Depuis les années 80, les interventions sur la ville et sur l’architecture se sont reliées : on passe sans rupture de l’une à l’autre. Un travail de création identique est accordé au détail de modernisation d’un bâtiment ancien comme à la restructuration d’un quartier entier. La notion même de patrimoine est battue en brèche : on est passé de la notion d’ancien à la notion de signe majeur d’une époque, ainsi le Centre Pompidou, l’Institut du Monde Arabe, l’Arche de la Défense, la Villette… font-ils déjà partie de notre patrimoine ?
Cette question sur la valeur culturelle et historique voire trans-historique, du patrimoine, tout citoyen se la pose, mais l’architecte doit y répondre lorsqu’il construit en relation directe avec les lieux de la mémoire collective.
Pour esquisser une théorie sur ce sujet, on peut essayer de dégager des réalisations indiscutables des dernières décennies une grille d’analyse. Répertorier et classer les éléments qui constituent le projet serait peut être l’occasion d’amorcer le débat et – qui sait – de dégager les règles qui ont guidé les architectes d’autres périodes de l’Histoire. Cette grille d’analyse doit permettre de transcender les courants architecturaux et de rechercher ceux qui respectent, dans leur création, la cohérence de l’ensemble dans lequel s’insère le projet ou le bâtiment.

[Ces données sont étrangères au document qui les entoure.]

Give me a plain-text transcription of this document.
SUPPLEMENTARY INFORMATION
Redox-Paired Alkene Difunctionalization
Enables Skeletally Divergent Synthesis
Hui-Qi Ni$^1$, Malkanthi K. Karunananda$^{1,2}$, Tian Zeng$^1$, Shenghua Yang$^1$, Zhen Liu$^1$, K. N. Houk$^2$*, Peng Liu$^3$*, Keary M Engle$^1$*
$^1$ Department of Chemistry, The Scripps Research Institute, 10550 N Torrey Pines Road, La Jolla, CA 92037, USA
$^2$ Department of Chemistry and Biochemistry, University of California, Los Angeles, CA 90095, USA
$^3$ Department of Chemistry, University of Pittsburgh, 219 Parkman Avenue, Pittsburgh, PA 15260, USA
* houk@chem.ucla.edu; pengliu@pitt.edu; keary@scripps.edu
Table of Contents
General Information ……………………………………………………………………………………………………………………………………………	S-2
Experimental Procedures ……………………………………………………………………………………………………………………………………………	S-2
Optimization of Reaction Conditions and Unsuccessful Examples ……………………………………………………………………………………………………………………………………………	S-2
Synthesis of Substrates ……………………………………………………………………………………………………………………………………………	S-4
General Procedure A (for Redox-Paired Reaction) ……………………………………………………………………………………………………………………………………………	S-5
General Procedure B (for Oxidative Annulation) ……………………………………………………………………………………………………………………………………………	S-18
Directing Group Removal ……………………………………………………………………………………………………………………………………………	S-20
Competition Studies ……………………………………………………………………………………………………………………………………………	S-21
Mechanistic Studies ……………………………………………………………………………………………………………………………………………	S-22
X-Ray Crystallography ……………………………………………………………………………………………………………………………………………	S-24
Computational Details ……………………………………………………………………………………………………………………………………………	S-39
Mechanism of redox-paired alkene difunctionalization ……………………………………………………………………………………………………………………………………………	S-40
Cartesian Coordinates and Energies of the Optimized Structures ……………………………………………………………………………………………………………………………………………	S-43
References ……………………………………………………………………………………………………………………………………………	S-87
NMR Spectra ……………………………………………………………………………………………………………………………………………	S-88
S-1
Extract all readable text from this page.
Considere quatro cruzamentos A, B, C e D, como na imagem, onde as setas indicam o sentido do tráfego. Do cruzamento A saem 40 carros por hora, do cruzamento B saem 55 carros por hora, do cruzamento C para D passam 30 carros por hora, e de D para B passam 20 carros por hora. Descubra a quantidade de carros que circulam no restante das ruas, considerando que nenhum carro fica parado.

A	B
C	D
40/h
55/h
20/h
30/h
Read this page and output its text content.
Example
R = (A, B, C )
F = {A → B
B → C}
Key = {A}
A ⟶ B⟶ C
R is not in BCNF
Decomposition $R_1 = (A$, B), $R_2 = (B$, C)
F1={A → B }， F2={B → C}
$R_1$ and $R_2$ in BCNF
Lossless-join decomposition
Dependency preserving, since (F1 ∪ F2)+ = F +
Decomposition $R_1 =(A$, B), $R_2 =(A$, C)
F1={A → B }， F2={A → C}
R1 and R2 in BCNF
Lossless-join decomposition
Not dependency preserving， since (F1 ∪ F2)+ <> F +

La Banca Popolare de Carlo Scarpa à Vérone, projet terminé par son associé Arrigo Rudi en 1981, illustre cette cohérence sur la façade donnant sur la Piazza Nogara. Le dessin est ordonnancé selon une asymétrie, l’horizontalité de la modernité est combinée avec la verticalité de !’Histoire par l’ornementation. Le travail de Scarpa est modeste comme l’est celui de Mario Botta pour la Bibliothèque du Couvent des Capucins à Lugano ; les racines du lieu sont présentes sur la composition de la façade. Le matériau, par sa texture, assure la cohérence ; il existe une correspondance entre les matériaux d’aujourd’hui et eu d’autrefois, il suffit qu’ils appartiennent par leur texture et leurs propriétés constructives à la même famille (pierre-béton, bois-métal en bandes, vide-verre, plein-métal en feuilles, etc.)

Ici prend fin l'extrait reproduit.